TITLE: 
A geometric description of a macroeconomic model with a center manifold 

AUTHORS: 

Pere Gomis-Porqueras, 
Department of Economics
University of Miami
E-mail: gomis@miami.edu

Alex Haro
Departament de Matematica Aplicada i Analisi
Universitat de Barcelona
E-mail: alex@maia.ub.es

NOTE: To appear in Journal of Economic Dynamics and Control (submitted in 2004). 


ABSTRACT: 
This paper presents a unified framework of different algorithms to numerically
compute high order expansions of invariant manifolds associated to a steady
state of a dynamical system. The framework is inspired in the parameterization
method of Cabre, Fontich and de la Llave, the semianalytical algorithms
proposed by Simo, and those of Gomis-Porqueras and Haro in a previous paper.
Within this methodology, one can compute high order approximations of stable,
unstable and center manifolds.

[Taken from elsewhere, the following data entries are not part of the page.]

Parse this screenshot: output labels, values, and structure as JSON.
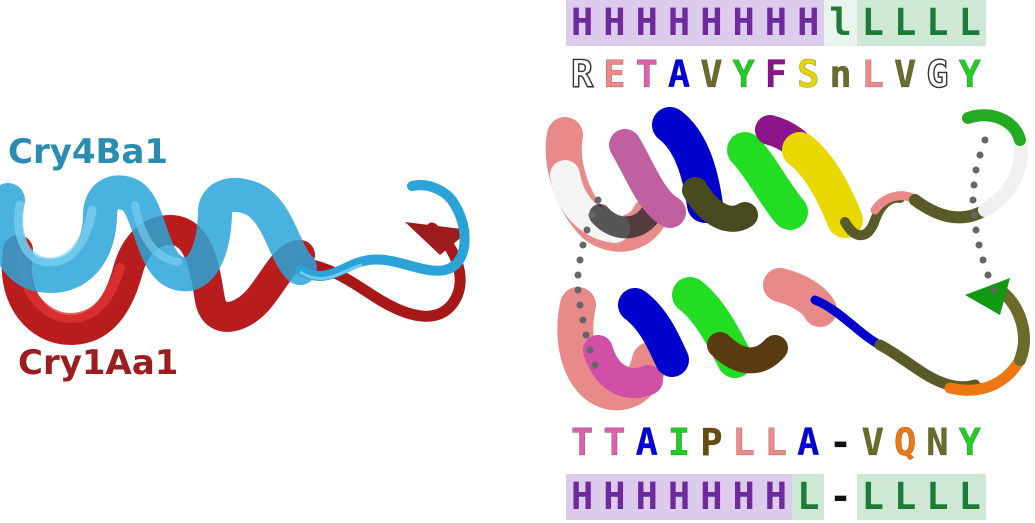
{
  "labels": {
    "top_protein": "Cry4Ba1",
    "bottom_protein": "Cry1Aa1"
  },
  "colors": {
    "cry4ba1": "#2a8cb0",
    "cry4ba1_ribbon": "#35b6e8",
    "cry1aa1": "#9b1d1d",
    "cry1aa1_ribbon": "#cc2222",
    "helix_bg": "#dccbea",
    "loop_bg": "#cfe8d6",
    "helix_text": "#6e2a9c",
    "loop_text": "#1f7a3a"
  },
  "top_secondary_structure": [
    {
      "char": "H",
      "type": "helix"
    },
    {
      "char": "H",
      "type": "helix"
    },
    {
      "char": "H",
      "type": "helix"
    },
    {
      "char": "H",
      "type": "helix"
    },
    {
      "char": "H",
      "type": "helix"
    },
    {
      "char": "H",
      "type": "helix"
    },
    {
      "char": "H",
      "type": "helix"
    },
    {
      "char": "H",
      "type": "helix"
    },
    {
      "char": "l",
      "type": "loop-light"
    },
    {
      "char": "L",
      "type": "loop"
    },
    {
      "char": "L",
      "type": "loop"
    },
    {
      "char": "L",
      "type": "loop"
    },
    {
      "char": "L",
      "type": "loop"
    }
  ],
  "top_sequence": [
    {
      "char": "R",
      "color": "#ffffff",
      "outline": true
    },
    {
      "char": "E",
      "color": "#f08a8a"
    },
    {
      "char": "T",
      "color": "#e060b0"
    },
    {
      "char": "A",
      "color": "#0000dd"
    },
    {
      "char": "V",
      "color": "#6b6b2a"
    },
    {
      "char": "Y",
      "color": "#22cc22"
    },
    {
      "char": "F",
      "color": "#8a168a"
    },
    {
      "char": "S",
      "color": "#e6d600"
    },
    {
      "char": "n",
      "color": "#6b6b2a"
    },
    {
      "char": "L",
      "color": "#f08a8a"
    },
    {
      "char": "V",
      "color": "#6b6b2a"
    },
    {
      "char": "G",
      "color": "#ffffff",
      "outline": true
    },
    {
      "char": "Y",
      "color": "#22cc22"
    }
  ],
  "bottom_sequence": [
    {
      "char": "T",
      "color": "#e060b0"
    },
    {
      "char": "T",
      "color": "#e060b0"
    },
    {
      "char": "A",
      "color": "#0000dd"
    },
    {
      "char": "I",
      "color": "#22cc22"
    },
    {
      "char": "P",
      "color": "#6b4a12"
    },
    {
      "char": "L",
      "color": "#f08a8a"
    },
    {
      "char": "L",
      "color": "#f08a8a"
    },
    {
      "char": "A",
      "color": "#0000dd"
    },
    {
      "char": "-",
      "color": "#111111"
    },
    {
      "char": "V",
      "color": "#6b6b2a"
    },
    {
      "char": "Q",
      "color": "#ee7711"
    },
    {
      "char": "N",
      "color": "#6b6b2a"
    },
    {
      "char": "Y",
      "color": "#22cc22"
    }
  ],
  "bottom_secondary_structure": [
    {
      "char": "H",
      "type": "helix"
    },
    {
      "char": "H",
      "type": "helix"
    },
    {
      "char": "H",
      "type": "helix"
    },
    {
      "char": "H",
      "type": "helix"
    },
    {
      "char": "H",
      "type": "helix"
    },
    {
      "char": "H",
      "type": "helix"
    },
    {
      "char": "H",
      "type": "helix"
    },
    {
      "char": "L",
      "type": "loop"
    },
    {
      "char": "-",
      "type": "gap"
    },
    {
      "char": "L",
      "type": "loop"
    },
    {
      "char": "L",
      "type": "loop"
    },
    {
      "char": "L",
      "type": "loop"
    },
    {
      "char": "L",
      "type": "loop"
    }
  ]
}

In this last case the use of high order
approximations are crucial in understanding the dynamic properties of the model
near the steady state. To illustrate the algorithms we consider a model economy
introduced by Azariadis, Bullard and Smith. Besides its intrinsic importance,
this four dimensional macroeconomic model is an ideal testing ground because it
delivers steady states with stable and unstable manifolds (of dimensions 1 or
2), and each of them has also a one dimensional center manifold. Moreover, the
numerical computations lead to a further theoretical study of the dynamical
system completing some of the results in the original paper.